LAUSR

Abstract Most chemical stabilization guidelines for subgrade/base use unconfined compressive strength (UCS) of treated soils as the primary acceptance criteria for selecting optimum stabilizer in laboratory testing. Establishing optimal additive content to augment UCS involves a resource-intensive trial-and-error procedure. Also, samples collected from discrete locations for laboratory trials may not be representative of the overall site. This study aims to minimize the number of laboratory trials and help strategize sampling locations by developing spatial maps of UCS at different treatment levels for lime and cement. These spatial maps were developed using machine-learning techniques, and using a database compiled from various reported studies on lime and cement stabilization of soils in the United States.
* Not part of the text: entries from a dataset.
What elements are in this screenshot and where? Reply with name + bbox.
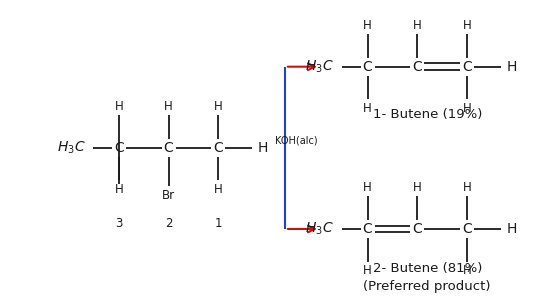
Text: H: H	[115, 100, 123, 113]
Text: 2: 2	[165, 217, 172, 229]
Text: H: H	[214, 183, 223, 196]
Text: (Preferred product): (Preferred product)	[363, 280, 491, 293]
Text: H: H	[413, 19, 422, 32]
Text: KOH(alc): KOH(alc)	[275, 136, 317, 146]
Text: Br: Br	[162, 189, 175, 202]
Text: H: H	[164, 100, 173, 113]
Text: H: H	[413, 181, 422, 194]
Text: H: H	[214, 100, 223, 113]
Text: H: H	[463, 19, 471, 32]
Text: H: H	[258, 141, 268, 155]
Text: H: H	[463, 181, 471, 194]
Text: C: C	[412, 60, 422, 74]
Text: $H_3C$: $H_3C$	[305, 221, 334, 237]
Text: C: C	[114, 141, 124, 155]
Text: H: H	[363, 102, 372, 115]
Text: H: H	[506, 60, 517, 74]
Text: C: C	[213, 141, 223, 155]
Text: H: H	[463, 102, 471, 115]
Text: H: H	[363, 181, 372, 194]
Text: C: C	[462, 60, 472, 74]
Text: H: H	[363, 264, 372, 277]
Text: H: H	[115, 183, 123, 196]
Text: $H_3C$: $H_3C$	[57, 140, 85, 156]
Text: C: C	[363, 60, 372, 74]
Text: H: H	[463, 264, 471, 277]
Text: H: H	[363, 19, 372, 32]
Text: C: C	[412, 222, 422, 236]
Text: C: C	[163, 141, 173, 155]
Text: 3: 3	[115, 217, 122, 229]
Text: 2- Butene (81%): 2- Butene (81%)	[372, 262, 482, 275]
Text: $H_3C$: $H_3C$	[305, 59, 334, 75]
Text: 1: 1	[214, 217, 222, 229]
Text: C: C	[462, 222, 472, 236]
Text: C: C	[363, 222, 372, 236]
Text: 1- Butene (19%): 1- Butene (19%)	[372, 108, 482, 121]
Text: H: H	[506, 222, 517, 236]
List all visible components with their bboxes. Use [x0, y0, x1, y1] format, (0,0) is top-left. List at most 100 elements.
Supervised learning methods under regression and classification categories were used to quantify and classify UCS values after treatments, respectively. Commonly available soil properties like Atterberg limits, gradation, and organic contents along with treatment type and amount were used as predictors and UCS values as the response. Median R2 for the best regression model was 0.75 for lime and 0.82 for cement, while the Correct Prediction Rate (CPR) for the best classification model was 92% for lime and 80% for cement. Results showed that satisfactory predictions could be made regarding stabilizer effectiveness using simple soil information commonly available. Best performing models for cement treatment were selected for generating the spatial maps for two counties in Montana. Soil samples collected from these counties were tested with different cement contents to verify the predictions. The results indicate that the Pearson’s correlation coefficient for the regression model was 0.78 and CPR for the classification model was 92%. The authors hope that this study and future studies like these will increase data-driven-decision-making in geotechnical engineering practices.